In [None]:
!python -m pip install --upgrade pip
%pip install pandas matplotlib seaborn scikit-learn openpyxl

In [1]:
import pandas as pd
import matplotlib.pyplot as plt
import seaborn as sns
import numpy as np
from collections import Counter
from sklearn.preprocessing import LabelEncoder
from scipy.stats import chi2_contingency, fisher_exact

## Intro

In [None]:
PATH = 'C:/Users/aberti/Desktop/ProjectWork_AEQUITAS_AKKODIS/data/'
df = (
    pd.read_excel(PATH + 'Dataset_2.0_Akkodis.xlsx')
      .rename(columns=lambda c: c.lstrip().title())
)
df.head()

## Cleaning

In [None]:
df = df.drop_duplicates(subset='Id', keep='last')
df.head()

In [None]:
columns_to_drop = ['Id', 'Last Role', 'Year Of Insertion',
                   'Assumption Headquarters', 'Linked_Search__Key',
                   'Akkodis Headquarters']
THRESHOLD = 0.4

for col in df.columns:
  null_count = df[col].isna().sum() / df.shape[0]
  if null_count > THRESHOLD:
    columns_to_drop.append(col)
    print(f'DROPPED <Column: {col}> NULL count: {null_count*100:.2f}%')
  else:
    print(f'<Column: {col}> NULL count: {null_count*100:.2f}%')
  
df = df.drop(columns=columns_to_drop)
df.head()

In [None]:
print(f'Columns that contain NaN values:\n {df.columns[df.isnull().any()].tolist()}')

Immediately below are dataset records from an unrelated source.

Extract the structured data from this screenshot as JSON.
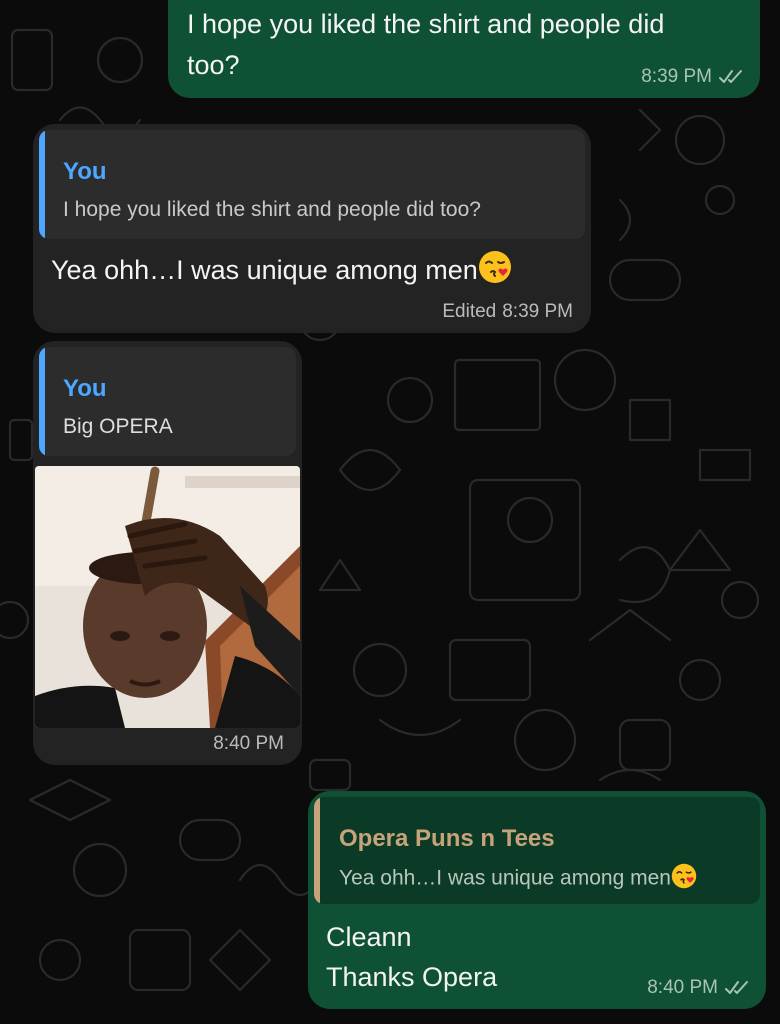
{
  "messages": [
    {
      "id": "m1",
      "direction": "outgoing",
      "text_line1": "I hope you liked the shirt and people did",
      "text_line2": "too?",
      "time": "8:39 PM",
      "status": "read"
    },
    {
      "id": "m2",
      "direction": "incoming",
      "reply": {
        "author": "You",
        "text": "I hope you liked the shirt and people did too?"
      },
      "text": "Yea ohh…I was unique among men",
      "emoji": "face-blowing-kiss",
      "time": "8:39 PM",
      "edited_label": "Edited"
    },
    {
      "id": "m3",
      "direction": "incoming",
      "reply": {
        "author": "You",
        "text": "Big OPERA"
      },
      "media": "photo",
      "time": "8:40 PM"
    },
    {
      "id": "m4",
      "direction": "outgoing",
      "reply": {
        "author": "Opera Puns n Tees",
        "text": "Yea ohh…I was unique among men",
        "emoji": "face-blowing-kiss"
      },
      "text_line1": "Cleann",
      "text_line2": "Thanks Opera",
      "time": "8:40 PM",
      "status": "read"
    }
  ],
  "colors": {
    "background": "#0b0b0b",
    "outgoing_bubble": "#0f5135",
    "incoming_bubble": "#232323",
    "quote_you": "#4ea7ff",
    "quote_contact": "#c6a37a"
  }
}
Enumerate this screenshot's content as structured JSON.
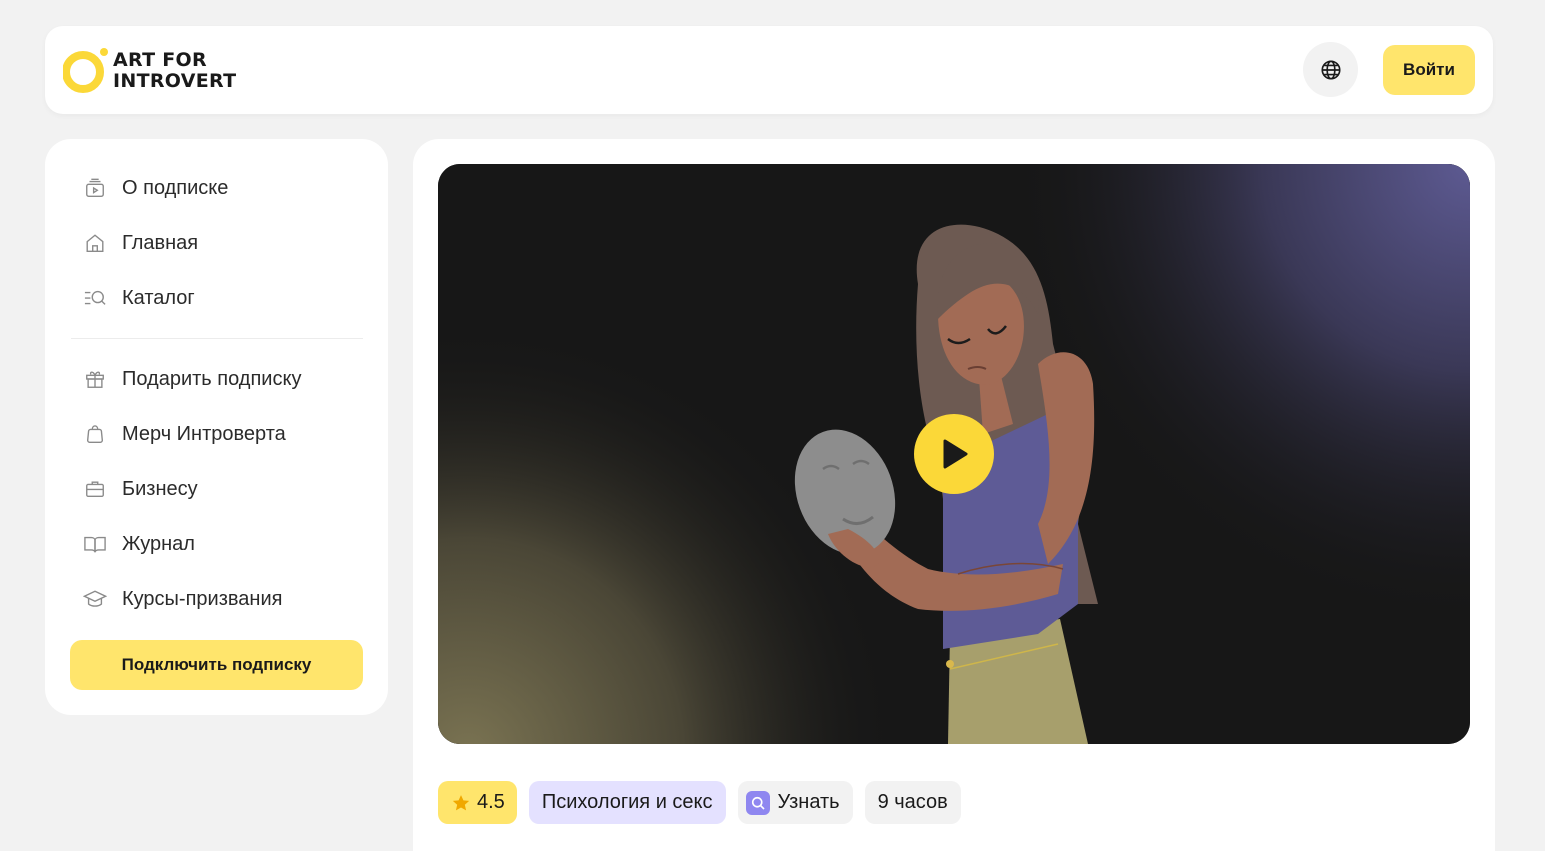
{
  "header": {
    "logo_line1": "ART FOR",
    "logo_line2": "INTROVERT",
    "login_label": "Войти"
  },
  "sidebar": {
    "items": [
      {
        "label": "О подписке",
        "icon": "subscription-icon"
      },
      {
        "label": "Главная",
        "icon": "home-icon"
      },
      {
        "label": "Каталог",
        "icon": "catalog-search-icon"
      },
      {
        "label": "Подарить подписку",
        "icon": "gift-icon"
      },
      {
        "label": "Мерч Интроверта",
        "icon": "shopping-bag-icon"
      },
      {
        "label": "Бизнесу",
        "icon": "briefcase-icon"
      },
      {
        "label": "Журнал",
        "icon": "book-icon"
      },
      {
        "label": "Курсы-призвания",
        "icon": "graduation-cap-icon"
      }
    ],
    "subscribe_label": "Подключить подписку"
  },
  "course": {
    "rating": "4.5",
    "category": "Психология и секс",
    "learn_label": "Узнать",
    "duration": "9 часов"
  },
  "colors": {
    "accent_yellow": "#ffe56c",
    "play_yellow": "#fbd838",
    "category_bg": "#e4e1ff",
    "learn_icon_bg": "#8f87f0"
  }
}
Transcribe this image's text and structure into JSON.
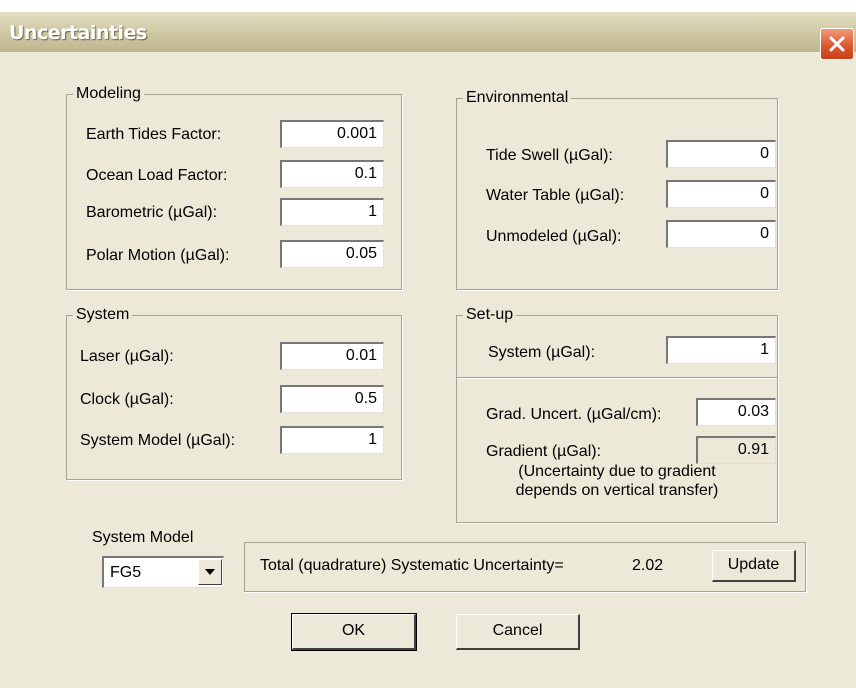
{
  "window": {
    "title": "Uncertainties"
  },
  "modeling": {
    "legend": "Modeling",
    "earth_tides": {
      "label": "Earth Tides Factor:",
      "value": "0.001"
    },
    "ocean_load": {
      "label": "Ocean Load Factor:",
      "value": "0.1"
    },
    "barometric": {
      "label": "Barometric (µGal):",
      "value": "1"
    },
    "polar_motion": {
      "label": "Polar Motion (µGal):",
      "value": "0.05"
    }
  },
  "environmental": {
    "legend": "Environmental",
    "tide_swell": {
      "label": "Tide Swell (µGal):",
      "value": "0"
    },
    "water_table": {
      "label": "Water Table (µGal):",
      "value": "0"
    },
    "unmodeled": {
      "label": "Unmodeled (µGal):",
      "value": "0"
    }
  },
  "system": {
    "legend": "System",
    "laser": {
      "label": "Laser (µGal):",
      "value": "0.01"
    },
    "clock": {
      "label": "Clock (µGal):",
      "value": "0.5"
    },
    "system_model": {
      "label": "System Model (µGal):",
      "value": "1"
    }
  },
  "setup": {
    "legend": "Set-up",
    "system": {
      "label": "System (µGal):",
      "value": "1"
    },
    "grad_uncert": {
      "label": "Grad. Uncert. (µGal/cm):",
      "value": "0.03"
    },
    "gradient": {
      "label": "Gradient (µGal):",
      "value": "0.91"
    },
    "note_line1": "(Uncertainty due to gradient",
    "note_line2": "depends on vertical transfer)"
  },
  "system_model_select": {
    "label": "System Model",
    "selected": "FG5"
  },
  "total": {
    "label": "Total (quadrature) Systematic Uncertainty=",
    "value": "2.02",
    "update_label": "Update"
  },
  "buttons": {
    "ok": "OK",
    "cancel": "Cancel"
  },
  "icons": {
    "close": "close-icon",
    "dropdown": "chevron-down-icon"
  },
  "colors": {
    "close_button": "#d9542c",
    "dialog_background": "#ece9d8"
  }
}
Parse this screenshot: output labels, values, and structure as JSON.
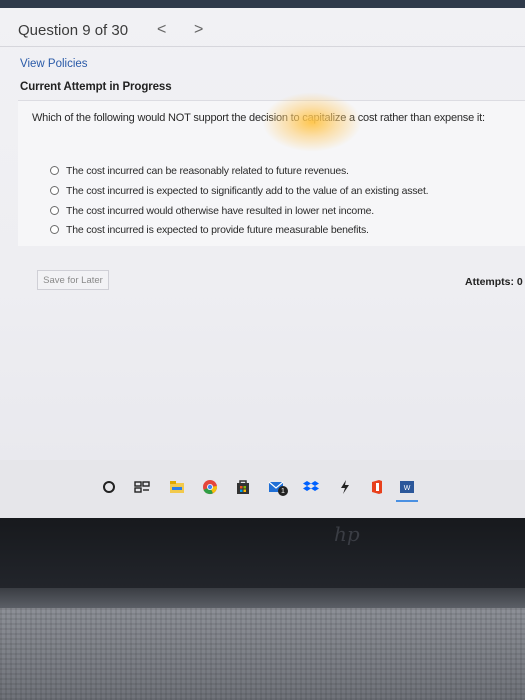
{
  "header": {
    "question_label": "Question 9 of 30",
    "prev_glyph": "<",
    "next_glyph": ">"
  },
  "links": {
    "view_policies": "View Policies"
  },
  "status": {
    "text": "Current Attempt in Progress"
  },
  "question": {
    "text": "Which of the following would NOT support the decision to capitalize a cost rather than expense it:",
    "options": [
      "The cost incurred can be reasonably related to future revenues.",
      "The cost incurred is expected to significantly add to the value of an existing asset.",
      "The cost incurred would otherwise have resulted in lower net income.",
      "The cost incurred is expected to provide future measurable benefits."
    ]
  },
  "actions": {
    "save_for_later": "Save for Later"
  },
  "attempts": {
    "text": "Attempts: 0"
  },
  "taskbar": {
    "icons": [
      "search-circle-icon",
      "task-view-icon",
      "file-explorer-icon",
      "chrome-icon",
      "store-icon",
      "mail-icon",
      "dropbox-icon",
      "bolt-icon",
      "office-icon",
      "word-icon"
    ],
    "mail_badge": "1",
    "word_label": "W"
  },
  "colors": {
    "link": "#2a5aa8",
    "glare": "#ffc446",
    "bezel": "#1b1d22"
  }
}
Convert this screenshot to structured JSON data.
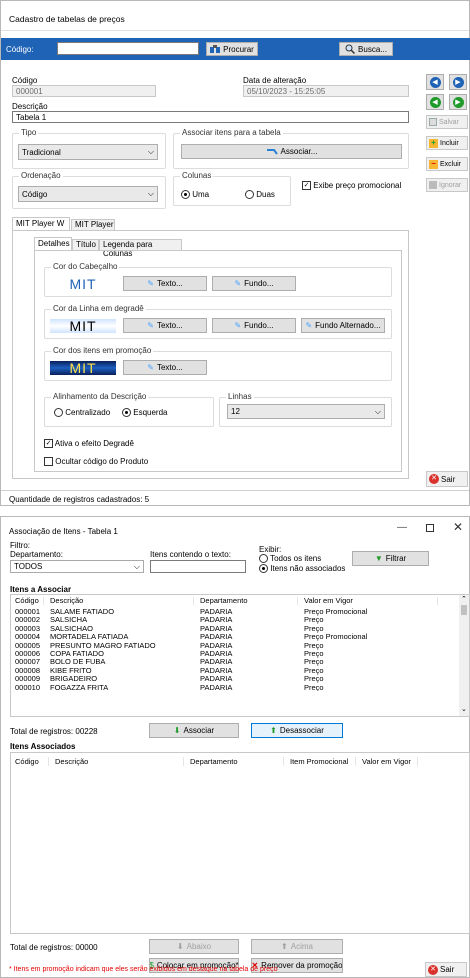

for col in df.columns[df.isnull().any()].tolist():
  print(f'{col} values: {df[col].unique()} \n') # Analyze each NaN containing feature first to determine the default fill value

In [None]:
fill_default = {
    'Residence': 'Not Specified',
    'Study Area': 'Not Specified',
    'Event_Type__Val': 'Not Specified',
}
df = df.fillna(fill_default)

In [None]:
print(f'The remaining columns are:\n {df.columns}')
df.head()

## Feature Mapping 

###  **Candidate State**

In [None]:
lookup = 'Candidate State'
distrib = Counter(df[lookup])
distrib_df = pd.DataFrame(distrib.items(), columns=[lookup, 'Count'])
distrib_df = distrib_df.sort_values(by='Count', ascending=False)
distrib_df.head(20).plot(x=lookup, y='Count', kind='bar', legend=False)
plt.title(lookup)
plt.xticks(rotation=45)

### **Age Range**

In [None]:
lookup = 'Age Range'
custom_order = ['< 20 years', '20 - 25 years', '26 - 30 years', '31 - 35 years', '36 - 40 years', '40 - 45 years', '> 45 years']
df[lookup] = pd.Categorical(df[lookup], categories=custom_order, ordered=True).sort_values()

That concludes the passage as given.